The U.N. World Food Programme (WFP) is scaling up emergency food deliveries to the West African region battling an Ebola outbreak and delivering supplies by truck, a WFP official said on Friday.
The death toll from the worst ever outbreak of Ebola has risen to 1,145, the World Health Organization said on Friday. Most deaths have been recorded in Guinea, Liberia and Sierra Leone, while four people have died in Nigeria.
Hunger is spreading in the region where roadblocks have cordoned off many areas to halt the spread of the deadly virus.
WFP has declared Guinea, Liberia and Sierra Leone a Level Three food emergency, its highest threat.
"Food already has been delivered on a small scale. We are scaling it up.

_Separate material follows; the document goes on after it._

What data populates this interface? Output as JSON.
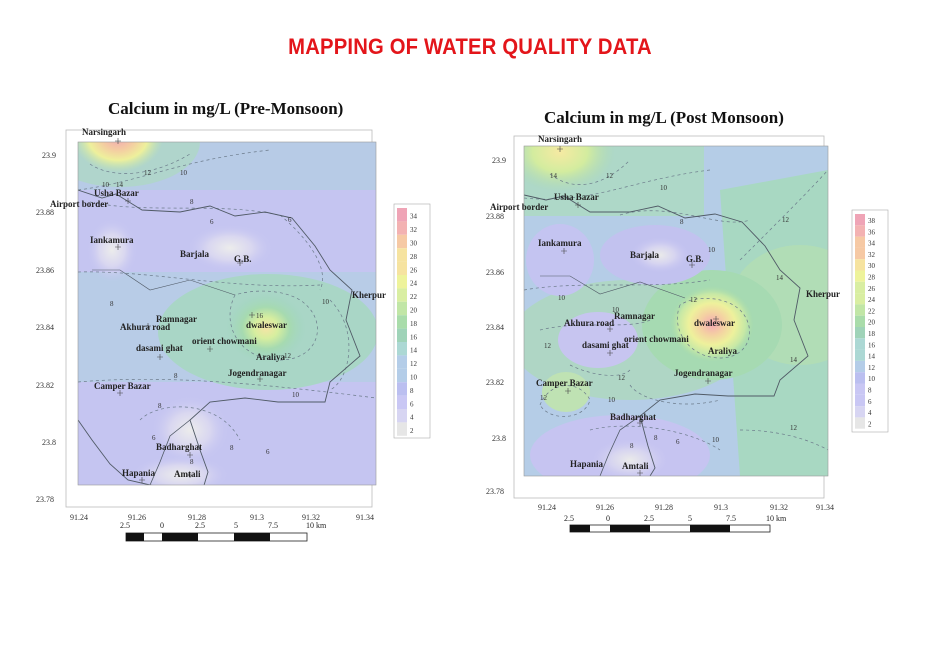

We have food in stock in the countries, and we have warehouses in the region," Fabienne Pompey, a WFP spokeswoman in West Africa, said by telephone.
The World Bank said on Thursday that international agencies were looking into emergency air drops of food and truck convoys to reach extremely hungry people in Liberia and Sierra Leone.
But WFP said that air drops of food, which are very expensive and logistically complicated to organize, would not be necessary in a region accessible by road.
WFP expects to have developed within a week an emergency plan to transport far greater quantities of food into Guinea, Sierra Leone and Liberia by truck – especially in the cordoned off areas, Pompey said.
"They are short of food, and they may be hungry and lacking a balanced diet and we don't want them to buy bushmeat," she said.
WFP has sent about eight technical experts to West Africa to conduct an emergency assessment of food needs, Pompey said.
"In a few days, we will have developed a plan, know the costs and then can raise money," she added.
The Ebola virus may have been transmitted to humans by eating infected meat from wild animals. Aid officials are concerned that if people go hungry, they will resort once more to "bushmeat" animals - a regional delicacy.
Food not already stocked in the region will be bought locally wherever possible and transported via trucks to the needy communities, Pompey said.